The education department is the apple that has the proverbial worm in it, and for most of us, we have had that half-eaten worm of bitterness in our mouths from the education department robbing us of the love that we have for teaching.
I myself am a fallen education department student, and my story is not that different from many others. I came in with a hope that I would graduate a teacher. However, the problems began from day one. I was told that, with an additional seven classes in the education department, I would be able to become a teacher in my fields of study: history and Spanish.
This “fact” was one of the biggest allures to get me here, but when I got here, I was told I had been lied to. I quickly found out it was somewhere in the neighborhood of 14-16 classes. This was not much a problem at the time. Then, issues escalated.
I was forced to make a four-year plan in which I had to map the next four years of learning for myself. When I finally developed a plan for myself, I walked into the office of the professor who took care of that work. She made me rework it so that it met her model.
I was stunned. Not only did she tell me that I could not space out my major classes along with my education ones, but I also had to eventually finish my major before my junior year so that my junior year could be filled with nothing but education courses at full 18 semester-hour terms.
I was also required to attend summer school if I planned on graduating in four years, and I had to give up my dream of studying abroad.
Those decisions were hard to make, but I made them so that I could become the teacher I wanted to be. Eventually, due to the difficulty of my course load and my being so young and not prepared to take such advanced courses in history, I did poorly.
I was then told that I might not be able to enter the department, or possibly enter but be under probation. I proceeded to worry.
So, I fought to get the chance to do a full fifth year. This elevated my money woes, but it was worth it to become a teacher. Eventually, I was told that if I dropped a major, I could get through faster.
I proceeded to drop my Spanish degree, even though the department was one of my pride and joys.
Then, the changes came.
And, like angry mob, all I saw was anger, betrayal and resentment. I was then told that with the new changes, I would need to do overloads in semesters in order to graduate in five years.
Also, due to errors made by a certain individual, I found out that some courses were not offered when I scheduled them. The straw that broke the camel’s back was shown and raised above my head for peroration for the course of actions that would proceed after this blow: “Is it possible to do a sixth year?” I flat-out told the individual no and that I quit.
The decision was hard to make, but the amount of incompetence which permeated from this course of events made me feel like the Frank Grimes of Monmouth College.
The next move was to tell my friends.
What would happen next haunts me as a professional to this day. As I began to tell people that I was leaving the department, I was given congratulations not just by those who dropped it, but also by those still in the department who were working on student teaching. Thirty individuals who were completing or going to student teach shook my hand and said with the deepest remorse, “IF I ONLY HAD THE COURAGE TO DO IT I WOULD BE WITH YOU.”

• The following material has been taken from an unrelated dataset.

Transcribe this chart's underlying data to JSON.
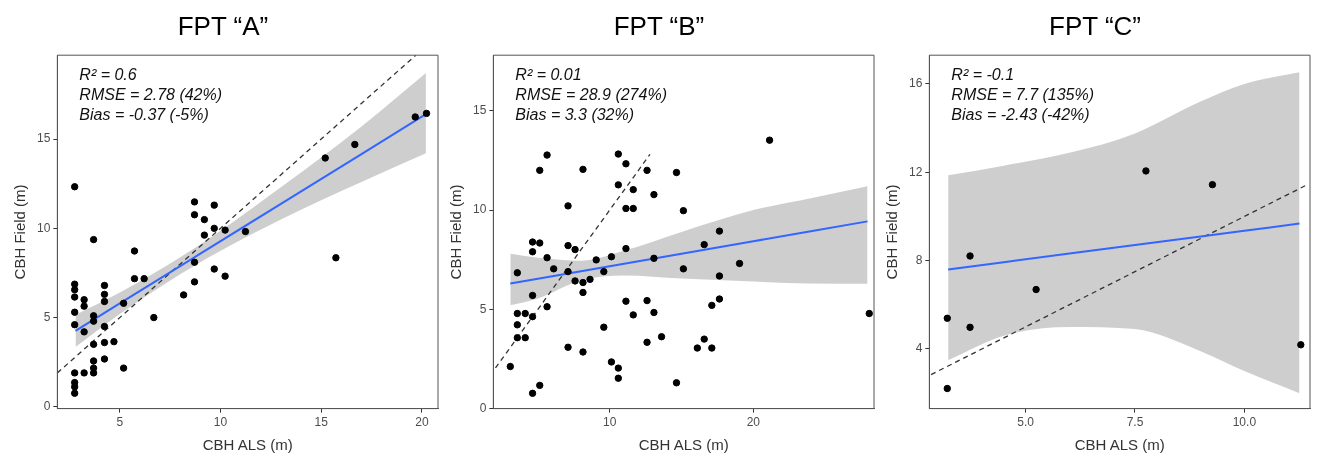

The tortured continue to march into classes which are meant to fill their heads with the understanding of learning and theory and feel that they are not prepared. Students are being made to commute for 35 minutes to work for an hour, and return with no compensation for the gas that it will take for them to get to the job they completed. They have been given no options but to take the bull by the horns and grit through and become teachers because they feel they have no choice.
As of now there is one lone student who has come to the battle line and is attempting to figure out where all of this comes from.
I greatly applaud her for her work and her effort.
However, it is the education department’s job to figure out the discontent and what is going wrong, and not the job of a student.
We are a school of the liberal arts, and yet those who will teach and fill the minds of young children cannot take part in this tradition because the education department has nearly made it impossible, not only to study abroad, but to take courses outside of our major.
They speak of over-crowding in classrooms as there is a 1:100 ratio of tenure-track professors in the department and classes which have over 30 students. These kinds of issues are things that I, along with many others, have become concerned about over the years.
My suggestion is to have the education department explain themselves and answer to the complaints of so many who have left because of scorn of the indifferent, cold and arrogant department that has now become the antithesis to learning and the liberal arts.